Tuesday, 12 February 2008
Agence France-Presse
Climate could wipe out king penguins

Climate impacts: Warmer weather and the lengthy breeding cycle of the king penguin, could cause problems for it in the future.

Credit: Wikipedia

PARIS: One of the emblems of the Antarctic, the king penguin, could be driven to extinction by climate change, say French researchers.

In a long-term investigation on the penguins' main breeding grounds, investigators found that a tiny warming of the Southern Ocean by the El Niño effect caused a massive fall in the birds' ability to survive.

Lengthy breeding cycle

If predictions by U.N. scientists of ever-higher temperatures in coming decades prove true, the species faces a major risk of being wiped out, they said.

Second in size only to the emperor penguin, king penguins (Aptenodytes patagonicus) live on islands on the fringes of Antarctica in the southern Indian Ocean, with an estimated population of two million breeding pairs.

The species is unusual in that it takes a whole year for all the birds to complete their breeding cycle – the ritual of courtship, egg laying, incubating and chick rearing. This extreme length, spanning the Antarctic winter and summer, means the birds are vulnerable to downturns in seasonal food resources for incubating their eggs and nurturing their chicks.

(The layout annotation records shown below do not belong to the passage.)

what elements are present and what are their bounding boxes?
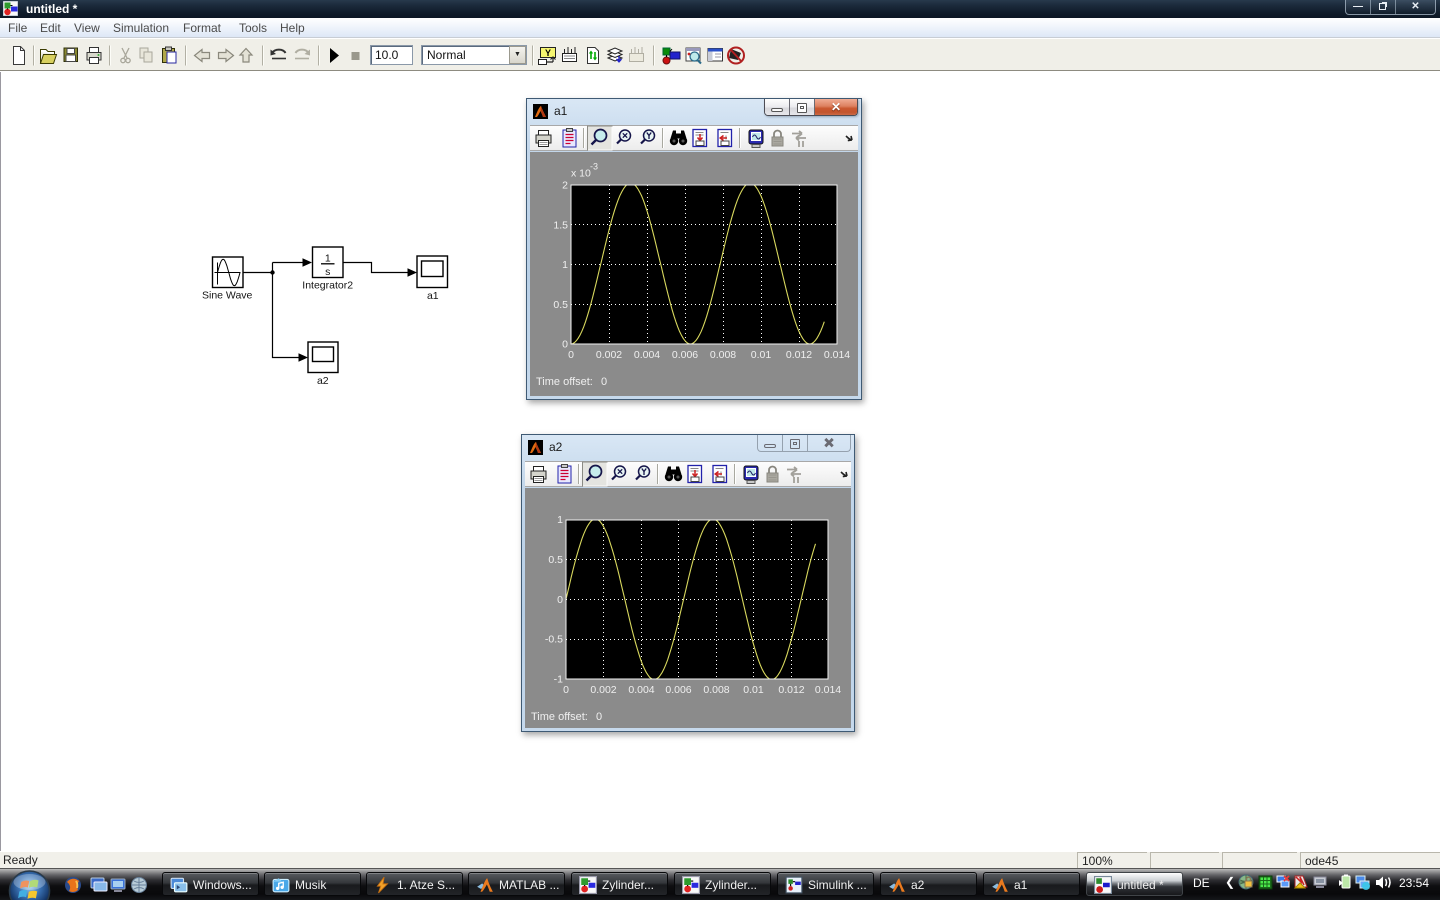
svg-text:1.5: 1.5 [553,219,568,231]
svg-text:0: 0 [568,349,574,361]
svg-text:0.5: 0.5 [548,554,563,566]
svg-text:Time offset:: Time offset: [536,376,593,388]
svg-text:1: 1 [557,514,563,526]
svg-text:0: 0 [601,376,607,388]
svg-text:0.014: 0.014 [824,349,850,361]
svg-text:-0.5: -0.5 [545,634,563,646]
svg-text:0.012: 0.012 [786,349,812,361]
svg-text:Sine Wave: Sine Wave [202,290,253,302]
svg-text:a1: a1 [427,290,439,302]
svg-text:1: 1 [325,253,331,265]
svg-text:x 10: x 10 [571,168,591,180]
svg-text:0.006: 0.006 [665,684,691,696]
svg-text:0.01: 0.01 [743,684,764,696]
svg-text:a2: a2 [317,375,329,387]
svg-text:0.004: 0.004 [634,349,660,361]
svg-text:0.014: 0.014 [815,684,841,696]
svg-text:0.004: 0.004 [628,684,654,696]
svg-text:0: 0 [563,684,569,696]
svg-text:0.002: 0.002 [596,349,622,361]
svg-text:1: 1 [562,259,568,271]
svg-text:-1: -1 [554,674,563,686]
svg-text:0.008: 0.008 [703,684,729,696]
svg-text:Y: Y [545,48,551,58]
svg-text:0.006: 0.006 [672,349,698,361]
svg-text:0: 0 [596,711,602,723]
svg-text:Time offset:: Time offset: [531,711,588,723]
svg-text:0.01: 0.01 [751,349,772,361]
svg-text:-3: -3 [590,162,598,172]
svg-text:Integrator2: Integrator2 [302,280,353,292]
svg-text:2: 2 [562,180,568,192]
svg-text:0: 0 [557,594,563,606]
svg-text:0.5: 0.5 [553,299,568,311]
svg-text:0.002: 0.002 [590,684,616,696]
svg-text:0.012: 0.012 [778,684,804,696]
svg-text:0.008: 0.008 [710,349,736,361]
svg-text:s: s [325,266,330,278]
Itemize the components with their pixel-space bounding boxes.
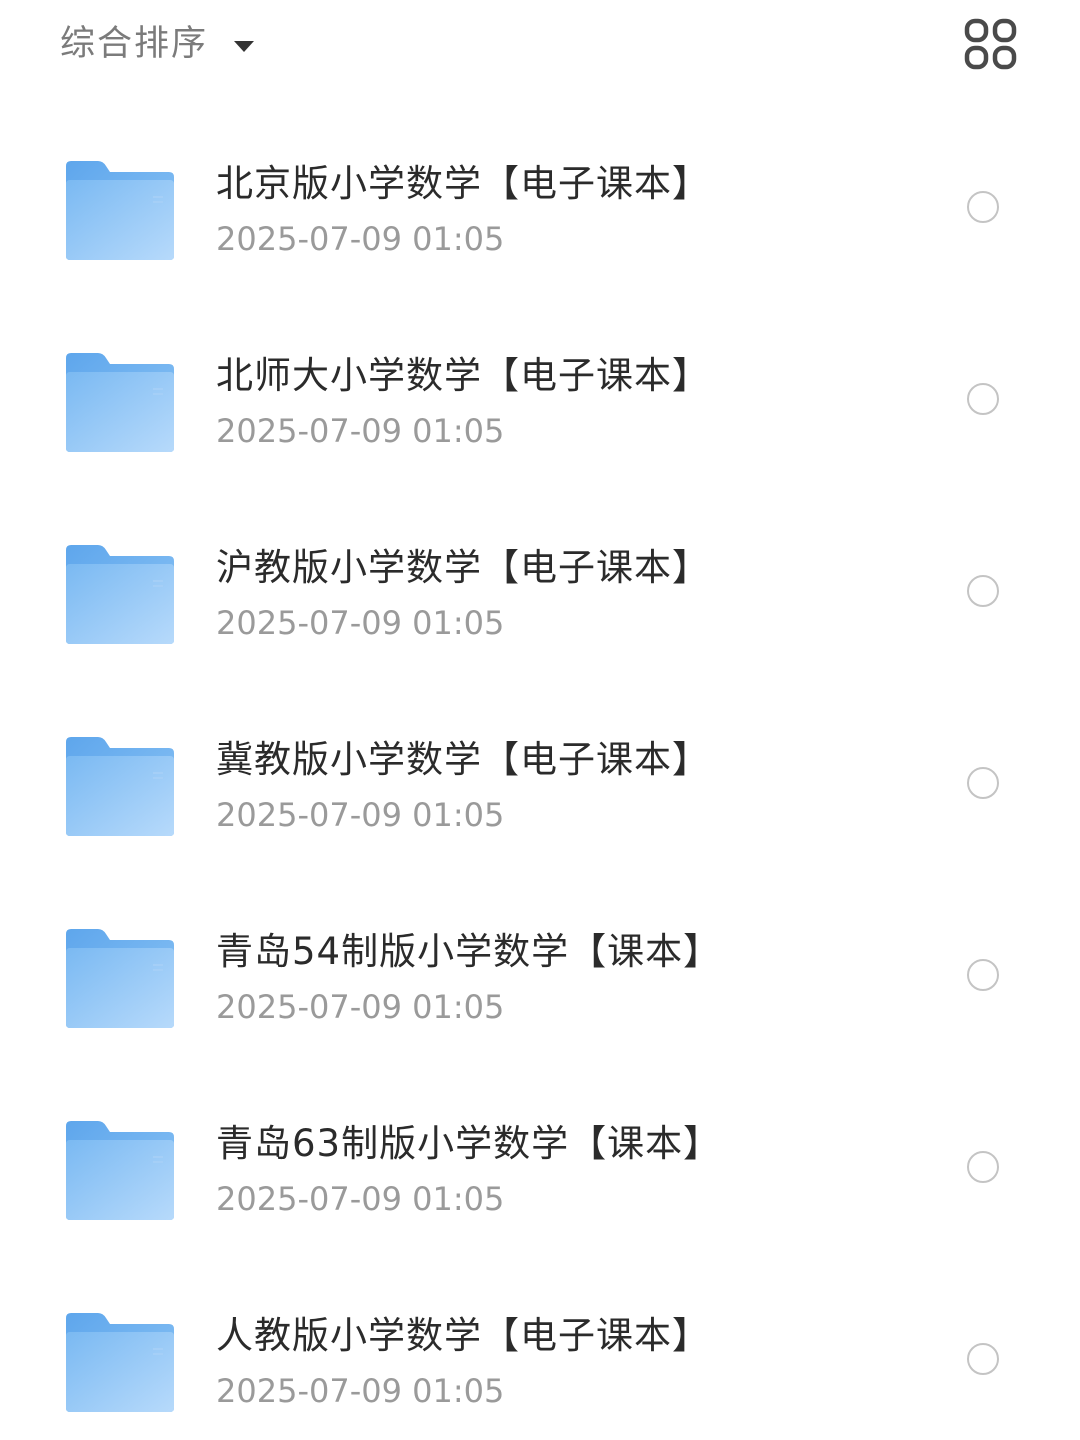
- folder-icon: [66, 737, 174, 836]
- file-row[interactable]: 青岛63制版小学数学【课本】 2025-07-09 01:05: [0, 1073, 1080, 1265]
- caret-down-icon: [234, 40, 255, 52]
- file-date: 2025-07-09 01:05: [216, 412, 505, 450]
- select-radio[interactable]: [967, 767, 999, 799]
- file-name: 北京版小学数学【电子课本】: [216, 162, 710, 205]
- file-date: 2025-07-09 01:05: [216, 1180, 505, 1218]
- select-radio[interactable]: [967, 1151, 999, 1183]
- file-name: 青岛63制版小学数学【课本】: [216, 1122, 722, 1165]
- file-name: 冀教版小学数学【电子课本】: [216, 738, 710, 781]
- grid-view-icon: [964, 18, 1017, 70]
- file-date: 2025-07-09 01:05: [216, 988, 505, 1026]
- file-date: 2025-07-09 01:05: [216, 604, 505, 642]
- file-date: 2025-07-09 01:05: [216, 796, 505, 834]
- file-name: 人教版小学数学【电子课本】: [216, 1314, 710, 1357]
- select-radio[interactable]: [967, 383, 999, 415]
- file-row[interactable]: 北京版小学数学【电子课本】 2025-07-09 01:05: [0, 113, 1080, 305]
- file-list-screen: 综合排序 北京版小学数学【电子课本】 2025-07-09 01:05 北师大小…: [0, 0, 1080, 1440]
- select-radio[interactable]: [967, 575, 999, 607]
- select-radio[interactable]: [967, 959, 999, 991]
- sort-label: 综合排序: [60, 24, 209, 64]
- file-name: 青岛54制版小学数学【课本】: [216, 930, 722, 973]
- sort-dropdown[interactable]: 综合排序: [60, 18, 255, 70]
- file-list: 北京版小学数学【电子课本】 2025-07-09 01:05 北师大小学数学【电…: [0, 113, 1080, 1440]
- folder-icon: [66, 1313, 174, 1412]
- file-row[interactable]: 青岛54制版小学数学【课本】 2025-07-09 01:05: [0, 881, 1080, 1073]
- file-row[interactable]: 沪教版小学数学【电子课本】 2025-07-09 01:05: [0, 497, 1080, 689]
- file-name: 北师大小学数学【电子课本】: [216, 354, 710, 397]
- folder-icon: [66, 929, 174, 1028]
- file-name: 沪教版小学数学【电子课本】: [216, 546, 710, 589]
- folder-icon: [66, 161, 174, 260]
- folder-icon: [66, 353, 174, 452]
- select-radio[interactable]: [967, 1343, 999, 1375]
- file-date: 2025-07-09 01:05: [216, 1372, 505, 1410]
- folder-icon: [66, 545, 174, 644]
- toolbar: 综合排序: [0, 0, 1080, 90]
- folder-icon: [66, 1121, 174, 1220]
- grid-view-toggle-button[interactable]: [962, 18, 1020, 72]
- file-row[interactable]: 冀教版小学数学【电子课本】 2025-07-09 01:05: [0, 689, 1080, 881]
- file-row[interactable]: 北师大小学数学【电子课本】 2025-07-09 01:05: [0, 305, 1080, 497]
- select-radio[interactable]: [967, 191, 999, 223]
- file-row[interactable]: 人教版小学数学【电子课本】 2025-07-09 01:05: [0, 1265, 1080, 1440]
- file-date: 2025-07-09 01:05: [216, 220, 505, 258]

Their main diet, small fish and squid, depends on krill. These minute crustaceans are in turn extremely sensitive to temperature rise.

The team, led by Yvon Le Maho of France's National Centre for Scientific Research (CNRS), marked 456 penguins with subcutaneous electronic tags at a big breeding ground on Possession Island, part of the Antarctic's Crozet archipelago.

They also buried radio antennas on pathways used by the penguins on the island and connected them to a computer that automatically recorded when the birds came and went. The surveillance programme ran from November 1997 to April 2006, a period that included an El Niño, the cyclical warming event that is not linked to climate change.

"Heavy extinction risk"

The results of the study are published this week in the U.S. journal, the Proceedings of the National Academy of Sciences.

During the El Niño event, penguins that were early breeders did well, but those that bred later were badly hit, as the progressively warmer seas made food rarer. But the overall impact on population size only became visible two years later, because of the penguins' long reproductive cycle.

An increase of just 0.25 ºC in average sea surface temperature translated into a nine per cent decline in an adult bird's chance of survival, Le Maho calculated.

According to the U.N.'s Nobel-winning panel of climate scientists, the mean global temperature is already set to rise by around 0.2 ºC per decade over the next two decades as part of a longer warming trend this century.

"Our findings suggest the king penguin populations are at heavy extinction risk under the current global warming predictions," the scientists said.